Facebook announced on Wednesday it has banned almost all Myanmar military-controlled state and media accounts from its platforms, Facebook and Instagram.
The ban disables the Tatmadaw True News Information Team page, as well as the MRTV and MRTV Live pages as they violated Facebook’s policies by coordinating harm and inciting violence, Facebook APAC emerging countries policy director Rafael Frankel said in a blog post.
The ban comes in response to the Myanmar military inciting a coup at the start of February, which has resulted in the National League for Democracy’s leader Aung San Suu Kyi and other senior political leaders being detained.
Since the coup, the country has been in a state of emergency while suffering from internet and phone service disruptions. The military also temporarily blocked Twitter and Instagram a fortnight ago.
“We’re continuing to treat the situation in Myanmar as an emergency and we remain focused on the safety of our community, and the people of Myanmar more broadly,” Frankel said.

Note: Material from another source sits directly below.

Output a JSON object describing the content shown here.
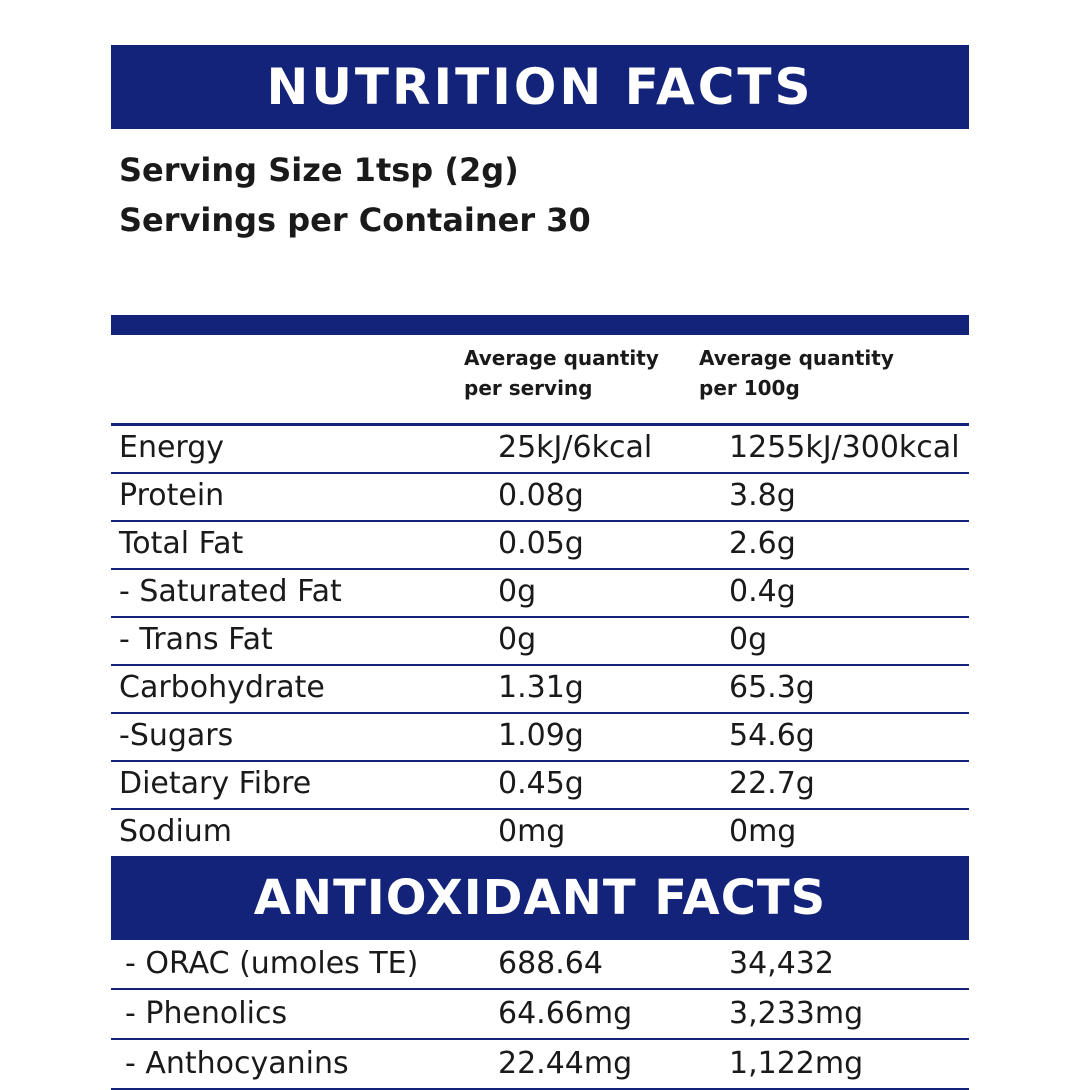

“We believe the risks of allowing the Tatmadaw on Facebook and Instagram are too great.”
In addition to banning military-controlled state and media accounts, Facebook has also blocked any ads from military-linked commercial entities. Facebook has also reduced the distribution of content on 23 pages and profiles that are either controlled or operated by the Myanmar military so fewer people can see them.

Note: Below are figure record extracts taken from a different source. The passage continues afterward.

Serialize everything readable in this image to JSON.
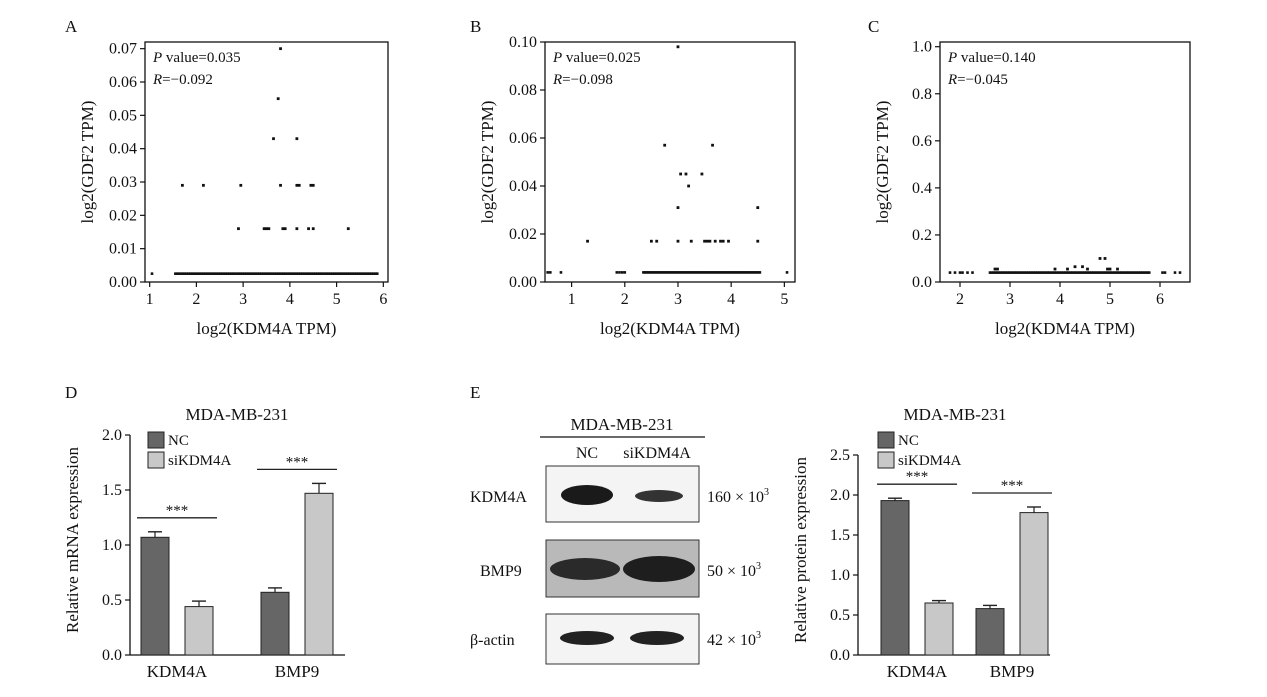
{
  "panels": {
    "A": "A",
    "B": "B",
    "C": "C",
    "D": "D",
    "E": "E"
  },
  "colors": {
    "nc": "#666666",
    "si": "#c8c8c8",
    "axis": "#111111"
  },
  "chart_data": [
    {
      "id": "A",
      "type": "scatter",
      "xlabel": "log2(KDM4A TPM)",
      "ylabel": "log2(GDF2 TPM)",
      "xlim": [
        0.9,
        6.1
      ],
      "ylim": [
        0,
        0.072
      ],
      "xticks": [
        1,
        2,
        3,
        4,
        5,
        6
      ],
      "yticks": [
        0.0,
        0.01,
        0.02,
        0.03,
        0.04,
        0.05,
        0.06,
        0.07
      ],
      "ytick_labels": [
        "0.00",
        "0.01",
        "0.02",
        "0.03",
        "0.04",
        "0.05",
        "0.06",
        "0.07"
      ],
      "annotations": {
        "p_italic": "P",
        "p_text": " value=0.035",
        "r_italic": "R",
        "r_text": "=−0.092"
      },
      "points": [
        [
          3.8,
          0.07
        ],
        [
          3.75,
          0.055
        ],
        [
          3.65,
          0.043
        ],
        [
          4.15,
          0.043
        ],
        [
          1.7,
          0.029
        ],
        [
          2.15,
          0.029
        ],
        [
          2.95,
          0.029
        ],
        [
          3.8,
          0.029
        ],
        [
          4.15,
          0.029
        ],
        [
          4.2,
          0.029
        ],
        [
          4.45,
          0.029
        ],
        [
          4.5,
          0.029
        ],
        [
          2.9,
          0.016
        ],
        [
          3.45,
          0.016
        ],
        [
          3.5,
          0.016
        ],
        [
          3.55,
          0.016
        ],
        [
          3.85,
          0.016
        ],
        [
          3.9,
          0.016
        ],
        [
          4.15,
          0.016
        ],
        [
          4.4,
          0.016
        ],
        [
          4.5,
          0.016
        ],
        [
          5.25,
          0.016
        ]
      ],
      "baseline": {
        "y": 0.0025,
        "x_from": 1.55,
        "x_to": 5.9,
        "step": 0.04,
        "extra_x": [
          1.05
        ]
      }
    },
    {
      "id": "B",
      "type": "scatter",
      "xlabel": "log2(KDM4A TPM)",
      "ylabel": "log2(GDF2 TPM)",
      "xlim": [
        0.5,
        5.2
      ],
      "ylim": [
        0,
        0.1
      ],
      "xticks": [
        1,
        2,
        3,
        4,
        5
      ],
      "yticks": [
        0.0,
        0.02,
        0.04,
        0.06,
        0.08,
        0.1
      ],
      "ytick_labels": [
        "0.00",
        "0.02",
        "0.04",
        "0.06",
        "0.08",
        "0.10"
      ],
      "annotations": {
        "p_italic": "P",
        "p_text": " value=0.025",
        "r_italic": "R",
        "r_text": "=−0.098"
      },
      "points": [
        [
          3.0,
          0.098
        ],
        [
          2.75,
          0.057
        ],
        [
          3.65,
          0.057
        ],
        [
          3.05,
          0.045
        ],
        [
          3.15,
          0.045
        ],
        [
          3.45,
          0.045
        ],
        [
          3.2,
          0.04
        ],
        [
          3.0,
          0.031
        ],
        [
          1.3,
          0.017
        ],
        [
          2.5,
          0.017
        ],
        [
          2.6,
          0.017
        ],
        [
          3.0,
          0.017
        ],
        [
          3.25,
          0.017
        ],
        [
          3.5,
          0.017
        ],
        [
          3.55,
          0.017
        ],
        [
          3.6,
          0.017
        ],
        [
          3.7,
          0.017
        ],
        [
          3.8,
          0.017
        ],
        [
          3.85,
          0.017
        ],
        [
          3.95,
          0.017
        ],
        [
          4.5,
          0.017
        ],
        [
          4.5,
          0.031
        ]
      ],
      "baseline": {
        "y": 0.004,
        "x_from": 2.35,
        "x_to": 4.55,
        "step": 0.03,
        "extra_x": [
          0.55,
          0.6,
          0.8,
          1.85,
          1.9,
          1.95,
          2.0,
          5.05
        ]
      }
    },
    {
      "id": "C",
      "type": "scatter",
      "xlabel": "log2(KDM4A TPM)",
      "ylabel": "log2(GDF2 TPM)",
      "xlim": [
        1.6,
        6.6
      ],
      "ylim": [
        0,
        1.02
      ],
      "xticks": [
        2,
        3,
        4,
        5,
        6
      ],
      "yticks": [
        0.0,
        0.2,
        0.4,
        0.6,
        0.8,
        1.0
      ],
      "ytick_labels": [
        "0.0",
        "0.2",
        "0.4",
        "0.6",
        "0.8",
        "1.0"
      ],
      "annotations": {
        "p_italic": "P",
        "p_text": " value=0.140",
        "r_italic": "R",
        "r_text": "=−0.045"
      },
      "points": [
        [
          4.8,
          0.1
        ],
        [
          4.9,
          0.1
        ],
        [
          4.3,
          0.065
        ],
        [
          4.45,
          0.065
        ],
        [
          4.55,
          0.055
        ],
        [
          3.9,
          0.055
        ],
        [
          4.15,
          0.055
        ],
        [
          4.95,
          0.055
        ],
        [
          5.0,
          0.055
        ],
        [
          5.15,
          0.055
        ],
        [
          2.7,
          0.055
        ],
        [
          2.75,
          0.055
        ]
      ],
      "baseline": {
        "y": 0.04,
        "x_from": 2.6,
        "x_to": 5.8,
        "step": 0.035,
        "extra_x": [
          1.8,
          1.9,
          2.0,
          2.05,
          2.15,
          2.25,
          6.05,
          6.1,
          6.3,
          6.4
        ]
      }
    },
    {
      "id": "D",
      "type": "bar",
      "title": "MDA-MB-231",
      "ylabel": "Relative mRNA expression",
      "ylim": [
        0,
        2.0
      ],
      "yticks": [
        0.0,
        0.5,
        1.0,
        1.5,
        2.0
      ],
      "ytick_labels": [
        "0.0",
        "0.5",
        "1.0",
        "1.5",
        "2.0"
      ],
      "categories": [
        "KDM4A",
        "BMP9"
      ],
      "series": [
        {
          "name": "NC",
          "values": [
            1.07,
            0.57
          ],
          "errors": [
            0.05,
            0.04
          ]
        },
        {
          "name": "siKDM4A",
          "values": [
            0.44,
            1.47
          ],
          "errors": [
            0.05,
            0.09
          ]
        }
      ],
      "significance": [
        "***",
        "***"
      ]
    },
    {
      "id": "E",
      "type": "bar",
      "title": "MDA-MB-231",
      "ylabel": "Relative protein expression",
      "ylim": [
        0,
        2.5
      ],
      "yticks": [
        0.0,
        0.5,
        1.0,
        1.5,
        2.0,
        2.5
      ],
      "ytick_labels": [
        "0.0",
        "0.5",
        "1.0",
        "1.5",
        "2.0",
        "2.5"
      ],
      "categories": [
        "KDM4A",
        "BMP9"
      ],
      "series": [
        {
          "name": "NC",
          "values": [
            1.93,
            0.58
          ],
          "errors": [
            0.03,
            0.04
          ]
        },
        {
          "name": "siKDM4A",
          "values": [
            0.65,
            1.78
          ],
          "errors": [
            0.03,
            0.07
          ]
        }
      ],
      "significance": [
        "***",
        "***"
      ]
    }
  ],
  "blot": {
    "title": "MDA-MB-231",
    "lanes": [
      "NC",
      "siKDM4A"
    ],
    "rows": [
      {
        "protein": "KDM4A",
        "mw": "160 × 10",
        "exp": "3"
      },
      {
        "protein": "BMP9",
        "mw": "50 × 10",
        "exp": "3"
      },
      {
        "protein": "β-actin",
        "mw": "42 × 10",
        "exp": "3"
      }
    ]
  }
}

The bans, which will last indefinitely, were made using the UN Guiding Principles on Business and Human Rights as a guide, Frankel said.

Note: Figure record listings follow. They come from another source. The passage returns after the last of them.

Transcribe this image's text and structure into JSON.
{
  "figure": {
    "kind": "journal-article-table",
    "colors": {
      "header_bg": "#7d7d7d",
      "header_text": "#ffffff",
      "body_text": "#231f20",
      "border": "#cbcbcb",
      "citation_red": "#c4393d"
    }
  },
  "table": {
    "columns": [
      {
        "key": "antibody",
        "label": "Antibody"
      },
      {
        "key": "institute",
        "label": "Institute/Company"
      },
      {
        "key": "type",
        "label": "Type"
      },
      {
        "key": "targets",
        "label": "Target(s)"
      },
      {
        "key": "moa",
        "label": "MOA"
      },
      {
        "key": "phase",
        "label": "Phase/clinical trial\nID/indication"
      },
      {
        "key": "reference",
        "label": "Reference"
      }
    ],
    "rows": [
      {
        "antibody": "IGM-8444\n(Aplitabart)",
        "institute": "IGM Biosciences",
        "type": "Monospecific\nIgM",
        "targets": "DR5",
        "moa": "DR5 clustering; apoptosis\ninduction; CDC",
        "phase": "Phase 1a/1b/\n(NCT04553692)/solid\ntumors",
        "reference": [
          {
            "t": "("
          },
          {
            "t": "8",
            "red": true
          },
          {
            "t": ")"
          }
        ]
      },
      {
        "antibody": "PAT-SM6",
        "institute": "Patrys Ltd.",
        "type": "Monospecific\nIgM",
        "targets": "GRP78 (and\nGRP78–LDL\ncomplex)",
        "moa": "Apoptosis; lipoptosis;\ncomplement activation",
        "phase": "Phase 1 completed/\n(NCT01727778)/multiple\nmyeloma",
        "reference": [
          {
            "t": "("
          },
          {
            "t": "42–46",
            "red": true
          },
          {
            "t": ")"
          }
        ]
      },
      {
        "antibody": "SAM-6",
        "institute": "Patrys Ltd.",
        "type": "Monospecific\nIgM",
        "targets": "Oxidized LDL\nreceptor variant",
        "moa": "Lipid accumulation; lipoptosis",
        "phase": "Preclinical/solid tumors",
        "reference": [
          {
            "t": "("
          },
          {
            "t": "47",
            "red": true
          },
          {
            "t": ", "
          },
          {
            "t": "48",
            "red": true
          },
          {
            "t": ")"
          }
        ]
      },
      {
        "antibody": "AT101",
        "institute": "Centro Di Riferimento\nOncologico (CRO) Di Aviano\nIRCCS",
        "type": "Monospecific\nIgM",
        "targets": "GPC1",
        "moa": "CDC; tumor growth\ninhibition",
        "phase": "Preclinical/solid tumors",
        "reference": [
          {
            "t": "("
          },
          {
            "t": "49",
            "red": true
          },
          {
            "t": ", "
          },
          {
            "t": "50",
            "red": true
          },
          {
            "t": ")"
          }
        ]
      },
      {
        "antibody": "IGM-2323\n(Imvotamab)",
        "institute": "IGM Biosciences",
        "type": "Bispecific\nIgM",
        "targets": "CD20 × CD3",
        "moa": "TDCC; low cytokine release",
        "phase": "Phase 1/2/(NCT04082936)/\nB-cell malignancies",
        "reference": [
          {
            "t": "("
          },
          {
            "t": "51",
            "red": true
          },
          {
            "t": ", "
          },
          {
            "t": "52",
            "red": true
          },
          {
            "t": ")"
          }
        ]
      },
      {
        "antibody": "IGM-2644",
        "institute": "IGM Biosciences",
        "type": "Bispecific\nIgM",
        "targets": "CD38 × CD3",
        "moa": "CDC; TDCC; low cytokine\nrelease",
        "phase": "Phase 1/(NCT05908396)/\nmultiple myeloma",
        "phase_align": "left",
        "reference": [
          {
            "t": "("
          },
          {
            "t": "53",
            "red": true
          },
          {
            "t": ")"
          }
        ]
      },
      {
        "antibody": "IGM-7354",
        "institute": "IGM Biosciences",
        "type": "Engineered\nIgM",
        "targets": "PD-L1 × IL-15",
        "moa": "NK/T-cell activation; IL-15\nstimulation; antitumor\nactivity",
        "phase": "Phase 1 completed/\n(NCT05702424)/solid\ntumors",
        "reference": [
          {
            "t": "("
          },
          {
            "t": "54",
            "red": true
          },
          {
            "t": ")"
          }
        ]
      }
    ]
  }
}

The exceptions to this ban are government ministries and agencies engaged in the provision of essential public services, such as the country’s Ministry of Health and Sport and the Ministry of Education.
Since the coup occurred, Facebook has expressed concern regarding the situation.
“We are extremely concerned by orders to shut down the internet in Myanmar and we strongly urge the authorities to order the unblocking of all social media services. At this critical time, the people of Myanmar need access to important information and to be able to communicate with their loved ones,” Frankel said in a previous blog post.